Jan 7, 2013
As we recently mark the arbitrary end point from where we say one year ends and another begins, the mobile world looks and wonders: is this the revolution around the sun where things really change? In particular, I get the feeling like 2013 is going to be a huge year for Android gaming. Gaming-focused Android devices like the Ouya and Project Shield are going to hit store shelves, the 7" tablet form factor has exploded in popularity, and the phones are just getting more and more powerful. It seems like if there’s a time for Android gaming to truly explode, this is the year. But will indies be part of the explosion?
There is one particular reason why indies are at a disadvantage over bigger studios, and it’s still fragmentation. It’s the problem that gets brought up with Android ad infinitum, but in talking to developers and following their chatter, it continues to be a problem. Developers just have such trouble supporting the wide variety of handsets and tablets out there. And with Android forks internationally and in the Western world like the Kindle Fire, Nook HD, and even potentially platforms like the Ouya and GameStick, there’s just so many OS variants and hardware types to try and support.

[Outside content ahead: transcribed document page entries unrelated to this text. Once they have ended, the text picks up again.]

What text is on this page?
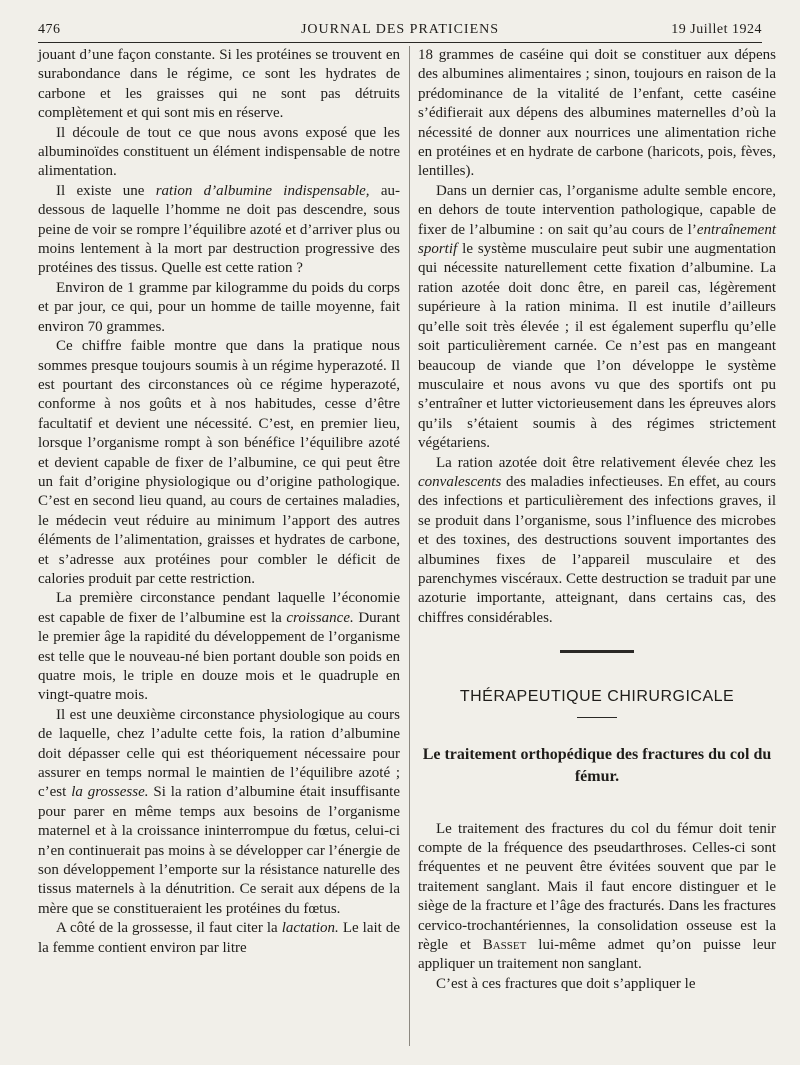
476	JOURNAL DES PRATICIENS	19 Juillet 1924

jouant d’une façon constante. Si les protéines se trouvent en surabondance dans le régime, ce sont les hydrates de carbone et les graisses qui ne sont pas détruits complètement et qui sont mis en réserve.

Il découle de tout ce que nous avons exposé que les albuminoïdes constituent un élément indispensable de notre alimentation.

Il existe une ration d’albumine indispensable, au-dessous de laquelle l’homme ne doit pas descendre, sous peine de voir se rompre l’équilibre azoté et d’arriver plus ou moins lentement à la mort par destruction progressive des protéines des tissus. Quelle est cette ration ?

Environ de 1 gramme par kilogramme du poids du corps et par jour, ce qui, pour un homme de taille moyenne, fait environ 70 grammes.

Ce chiffre faible montre que dans la pratique nous sommes presque toujours soumis à un régime hyperazoté. Il est pourtant des circonstances où ce régime hyperazoté, conforme à nos goûts et à nos habitudes, cesse d’être facultatif et devient une nécessité. C’est, en premier lieu, lorsque l’organisme rompt à son bénéfice l’équilibre azoté et devient capable de fixer de l’albumine, ce qui peut être un fait d’origine physiologique ou d’origine pathologique. C’est en second lieu quand, au cours de certaines maladies, le médecin veut réduire au minimum l’apport des autres éléments de l’alimentation, graisses et hydrates de carbone, et s’adresse aux protéines pour combler le déficit de calories produit par cette restriction.

La première circonstance pendant laquelle l’économie est capable de fixer de l’albumine est la croissance. Durant le premier âge la rapidité du développement de l’organisme est telle que le nouveau-né bien portant double son poids en quatre mois, le triple en douze mois et le quadruple en vingt-quatre mois.

Il est une deuxième circonstance physiologique au cours de laquelle, chez l’adulte cette fois, la ration d’albumine doit dépasser celle qui est théoriquement nécessaire pour assurer en temps normal le maintien de l’équilibre azoté ; c’est la grossesse. Si la ration d’albumine était insuffisante pour parer en même temps aux besoins de l’organisme maternel et à la croissance ininterrompue du fœtus, celui-ci n’en continuerait pas moins à se développer car l’énergie de son développement l’emporte sur la résistance naturelle des tissus maternels à la dénutrition. Ce serait aux dépens de la mère que se constitueraient les protéines du fœtus.

A côté de la grossesse, il faut citer la lactation. Le lait de la femme contient environ par litre

18 grammes de caséine qui doit se constituer aux dépens des albumines alimentaires ; sinon, toujours en raison de la prédominance de la vitalité de l’enfant, cette caséine s’édifierait aux dépens des albumines maternelles d’où la nécessité de donner aux nourrices une alimentation riche en protéines et en hydrate de carbone (haricots, pois, fèves, lentilles).

Dans un dernier cas, l’organisme adulte semble encore, en dehors de toute intervention pathologique, capable de fixer de l’albumine : on sait qu’au cours de l’entraînement sportif le système musculaire peut subir une augmentation qui nécessite naturellement cette fixation d’albumine. La ration azotée doit donc être, en pareil cas, légèrement supérieure à la ration minima. Il est inutile d’ailleurs qu’elle soit très élevée ; il est également superflu qu’elle soit particulièrement carnée. Ce n’est pas en mangeant beaucoup de viande que l’on développe le système musculaire et nous avons vu que des sportifs ont pu s’entraîner et lutter victorieusement dans les épreuves alors qu’ils s’étaient soumis à des régimes strictement végétariens.

La ration azotée doit être relativement élevée chez les convalescents des maladies infectieuses. En effet, au cours des infections et particulièrement des infections graves, il se produit dans l’organisme, sous l’influence des microbes et des toxines, des destructions souvent importantes des albumines fixes de l’appareil musculaire et des parenchymes viscéraux. Cette destruction se traduit par une azoturie importante, atteignant, dans certains cas, des chiffres considérables.

THÉRAPEUTIQUE CHIRURGICALE
Le traitement orthopédique des fractures du col du fémur.

Le traitement des fractures du col du fémur doit tenir compte de la fréquence des pseudarthroses. Celles-ci sont fréquentes et ne peuvent être évitées souvent que par le traitement sanglant. Mais il faut encore distinguer et le siège de la fracture et l’âge des fracturés. Dans les fractures cervico-trochantériennes, la consolidation osseuse est la règle et Basset lui-même admet qu’on puisse leur appliquer un traitement non sanglant.

C’est à ces fractures que doit s’appliquer le
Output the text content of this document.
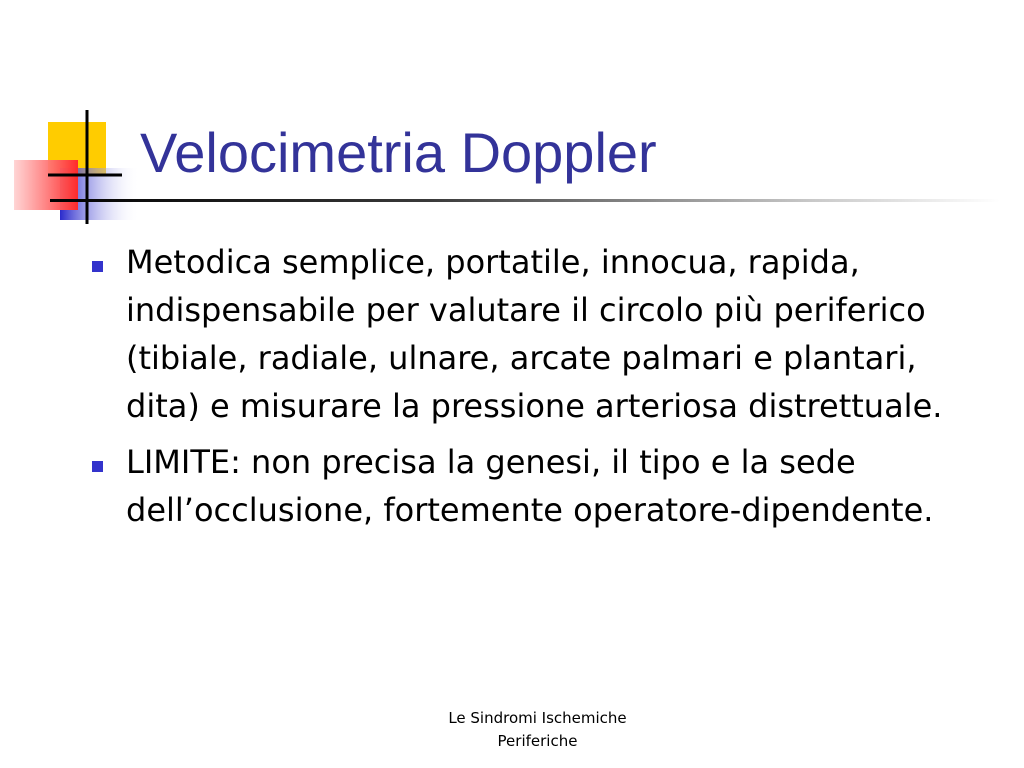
Velocimetria Doppler
Metodica semplice, portatile, innocua, rapida, indispensabile per valutare il circolo più periferico (tibiale, radiale, ulnare, arcate palmari e plantari, dita) e misurare la pressione arteriosa distrettuale.
LIMITE: non precisa la genesi, il tipo e la sede dell’occlusione, fortemente operatore-dipendente.
Le Sindromi Ischemiche
Periferiche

This is why, while I think Android gaming will rise up in higher prominence in 2013, as more cross-platform tools are developed and the growing number of tablets and phones entices publishers with the resources to put up with the bumps to get a chunk of the Android change, it will be the domain of the behemoths, and the little guy, the indie developers that truly make up the heart of mobile gaming, will be shut out.
The problem is that because Android is such a wild beast, designed to be split and forked thanks to its Linux roots, there’s little Google can really do in the short-term to change it, particularly because any OS version has a significant latency on when people will actually be getting it on their devices. This is where working with hardware manufacturers to get versions ahead of time may help. But it’s going to take work from all parties involved to ensure cross-compatibility when possible to make developing for the OS as easy as possible.
Of course, considering that the odds are better for more fragmentation, maybe those who don’t have the resources to support hundreds of different devices with different Android forks will be left out. One can only hope this is not the case, as many of the best games on mobile are still made by unknowns.